March 22, 2023

Foundations for prayer . . .

 

I enjoy our hockey team and want them to win. I love family and friends and want them to be well and do well. I pray for our messy world and want peace on earth. At the same time, Jesus tells me to pray: “Your kingdom come, your will be done, on earth as it is in heaven.” (Matthew 6:10)

What is the will of God for this world, for friends who are ill or in trouble? Who does God want to win the game or take the prize? I’ve learned that there is one safe prayer, safe in the sense that I’m not praying against the will of God. While watching any sport, I pray that whoever gives the most glory to God will win the game. When praying for those who are sick, I pray that God will have His way in their life, whether to use their struggle to edify them, or restore them to health, or to take them home. As for this messy world, reading Revelation gives clues to what will happen eventually. It is safe to pray that Jesus will bring everything in subjection to God the Father, knowing that even now the mess is under His control.

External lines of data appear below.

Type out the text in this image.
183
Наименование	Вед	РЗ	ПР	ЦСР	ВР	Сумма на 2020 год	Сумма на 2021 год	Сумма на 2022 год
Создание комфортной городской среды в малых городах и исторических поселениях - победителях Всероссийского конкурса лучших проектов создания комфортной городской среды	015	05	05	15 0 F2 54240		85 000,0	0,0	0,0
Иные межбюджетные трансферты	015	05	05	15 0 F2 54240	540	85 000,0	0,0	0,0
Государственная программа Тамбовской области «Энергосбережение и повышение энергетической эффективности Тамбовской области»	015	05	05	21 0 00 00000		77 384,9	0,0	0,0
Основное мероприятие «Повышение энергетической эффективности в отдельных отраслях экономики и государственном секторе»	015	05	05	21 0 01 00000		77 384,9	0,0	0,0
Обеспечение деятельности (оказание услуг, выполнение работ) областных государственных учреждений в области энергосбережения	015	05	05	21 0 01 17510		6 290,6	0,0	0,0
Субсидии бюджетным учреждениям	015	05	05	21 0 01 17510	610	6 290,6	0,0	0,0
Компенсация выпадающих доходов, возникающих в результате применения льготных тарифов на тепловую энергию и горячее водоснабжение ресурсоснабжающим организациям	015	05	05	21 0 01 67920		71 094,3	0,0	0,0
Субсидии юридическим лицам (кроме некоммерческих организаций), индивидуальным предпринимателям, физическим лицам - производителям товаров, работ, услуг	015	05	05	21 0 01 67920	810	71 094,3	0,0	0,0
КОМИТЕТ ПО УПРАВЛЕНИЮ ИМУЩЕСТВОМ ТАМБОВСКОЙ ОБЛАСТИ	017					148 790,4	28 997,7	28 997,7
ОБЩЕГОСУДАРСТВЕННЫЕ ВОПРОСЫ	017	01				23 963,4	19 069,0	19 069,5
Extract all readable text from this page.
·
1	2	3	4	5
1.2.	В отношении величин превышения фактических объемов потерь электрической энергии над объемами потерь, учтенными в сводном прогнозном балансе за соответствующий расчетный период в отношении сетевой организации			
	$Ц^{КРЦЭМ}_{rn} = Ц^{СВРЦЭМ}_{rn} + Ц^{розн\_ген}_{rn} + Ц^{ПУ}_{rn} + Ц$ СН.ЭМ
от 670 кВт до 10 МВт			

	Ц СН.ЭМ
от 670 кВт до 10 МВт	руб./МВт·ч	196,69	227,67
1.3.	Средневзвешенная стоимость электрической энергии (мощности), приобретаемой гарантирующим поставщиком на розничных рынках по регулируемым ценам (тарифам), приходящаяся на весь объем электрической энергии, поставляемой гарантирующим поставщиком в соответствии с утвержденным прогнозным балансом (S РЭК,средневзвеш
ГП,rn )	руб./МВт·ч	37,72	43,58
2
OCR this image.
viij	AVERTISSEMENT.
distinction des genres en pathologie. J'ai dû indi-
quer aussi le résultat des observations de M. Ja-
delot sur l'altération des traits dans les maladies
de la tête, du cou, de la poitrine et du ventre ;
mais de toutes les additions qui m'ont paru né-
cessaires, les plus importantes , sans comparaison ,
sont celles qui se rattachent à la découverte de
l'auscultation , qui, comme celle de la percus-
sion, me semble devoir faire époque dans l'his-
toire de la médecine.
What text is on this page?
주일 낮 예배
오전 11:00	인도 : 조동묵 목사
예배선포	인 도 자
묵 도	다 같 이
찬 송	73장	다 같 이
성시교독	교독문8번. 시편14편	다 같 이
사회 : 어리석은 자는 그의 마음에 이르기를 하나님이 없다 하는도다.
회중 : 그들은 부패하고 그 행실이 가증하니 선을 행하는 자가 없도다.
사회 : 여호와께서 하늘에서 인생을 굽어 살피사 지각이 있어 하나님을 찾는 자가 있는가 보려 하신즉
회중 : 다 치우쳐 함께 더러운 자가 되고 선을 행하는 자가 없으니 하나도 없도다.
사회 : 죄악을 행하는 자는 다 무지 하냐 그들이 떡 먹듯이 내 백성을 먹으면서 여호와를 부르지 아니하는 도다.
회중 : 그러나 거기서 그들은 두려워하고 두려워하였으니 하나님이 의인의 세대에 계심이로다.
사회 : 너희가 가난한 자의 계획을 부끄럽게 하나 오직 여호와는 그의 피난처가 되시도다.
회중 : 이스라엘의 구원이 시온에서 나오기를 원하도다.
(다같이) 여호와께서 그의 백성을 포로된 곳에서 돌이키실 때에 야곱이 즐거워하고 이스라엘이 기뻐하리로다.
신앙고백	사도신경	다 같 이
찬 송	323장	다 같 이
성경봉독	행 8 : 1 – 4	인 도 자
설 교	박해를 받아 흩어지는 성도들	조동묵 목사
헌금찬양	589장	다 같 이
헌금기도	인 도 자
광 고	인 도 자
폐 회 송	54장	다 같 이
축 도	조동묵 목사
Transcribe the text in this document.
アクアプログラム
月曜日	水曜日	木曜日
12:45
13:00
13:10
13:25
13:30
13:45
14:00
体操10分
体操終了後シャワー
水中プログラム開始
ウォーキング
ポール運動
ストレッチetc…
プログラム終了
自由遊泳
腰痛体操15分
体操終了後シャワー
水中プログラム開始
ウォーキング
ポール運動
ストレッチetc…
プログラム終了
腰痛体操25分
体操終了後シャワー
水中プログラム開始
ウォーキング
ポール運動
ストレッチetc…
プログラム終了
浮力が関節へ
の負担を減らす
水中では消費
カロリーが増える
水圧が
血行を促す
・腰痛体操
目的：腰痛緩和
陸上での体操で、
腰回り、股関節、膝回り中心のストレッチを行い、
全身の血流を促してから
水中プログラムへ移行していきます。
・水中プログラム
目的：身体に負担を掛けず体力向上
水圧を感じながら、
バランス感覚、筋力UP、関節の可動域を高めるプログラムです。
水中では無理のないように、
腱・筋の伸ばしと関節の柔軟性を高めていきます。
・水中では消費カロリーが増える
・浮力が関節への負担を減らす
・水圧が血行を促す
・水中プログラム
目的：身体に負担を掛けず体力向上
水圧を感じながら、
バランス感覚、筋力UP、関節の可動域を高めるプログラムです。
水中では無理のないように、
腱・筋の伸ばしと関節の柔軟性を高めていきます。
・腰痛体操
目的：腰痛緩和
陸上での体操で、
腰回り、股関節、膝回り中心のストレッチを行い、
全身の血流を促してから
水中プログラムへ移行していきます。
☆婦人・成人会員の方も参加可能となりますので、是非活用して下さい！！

Christians know the power of prayer. It may happen in the crowded parking lot when we pray for a space and someone pulls out right in front of us. It may happen when we ask to find a camel-colored coat even when they are not ‘in’ right now and there it is, the first thing we see in the store. It may happen when a friend is told her hubby is dying and prepares for a funeral and is amazed when everyone prays and God restores him. It may happen when we pray for Jesus to be glorified in a faraway country and soon the news comes of a revival in that place.

Is anyone among you suffering? Let him pray. Is anyone cheerful? Let him sing praise. Is anyone among you sick? Let him call for the elders of the church, and let them pray over him, anointing him with oil in the name of the Lord. And the prayer of faith will save the one who is sick, and the Lord will raise him up. And if he has committed sins, he will be forgiven. Therefore, confess your sins to one another and pray for one another, that you may be healed. The prayer of a righteous person has great power as it is working. Elijah was a man with a nature like ours, and he prayed fervently that it might not rain, and for three years and six months it did not rain on the earth. Then he prayed again, and heaven gave rain, and the earth bore its fruit. (James 5:13–18)

These verses reminds me not to wallow in suffering or use it to get attention. I must pray, just as I must praise God when I’m joyful. If I’m sick, call for prayer. Trust God and keep short accounts with Him and with others. I’ve often prayed when feeling a bit ill, “God, if I need this, then I accept it, but if not, please take whatever it is off me.” God can use sickness, but if that isn’t His plan, He can remove it — and He does.

I’m to pray that way for others too. Sickness so easily turns our attention to ‘poor me’ and that is not the will of God, so I pray for Him to use it or get rid of it.

Elijah was just like us. He trusted God, but not always. He ran into the wilderness when threatened by a woman, but God sent ravens to feed him. He prayed that it would not rain — and then that it would. His prayers changed the weather.

Lord God, I can remember times of praying ‘big’ things and You did what I asked, as if You put Your will in my heart and goaded me to pray so I could see that I was with You in Your plans. Prayer is a mystery, yet however it works, those thoughts of remarkable things, or small, impossible or even ridiculous (remember, I once prayed for a piece of scrimshaw and You gave me two) must make it into my prayers. I don’t always know Your will, but heaven forbid that I pray my own will be done. That just causes trouble:

What causes quarrels and what causes fights among you? Is it not this, that your passions are at war within you? You desire and do not have, so you murder. You covet and cannot obtain, so you fight and quarrel. You do not have, because you do not ask. You ask and do not receive, because you ask wrongly, to spend it on your passions. (James 4:1–3)

Help me to always pray with faith, trusting You and Your will, knowing that above any desires I might have. You always make the best decisions.

STUDY the principles Jesus teaches in Luke 18:1–8. What should be my foundation for persistence in prayer?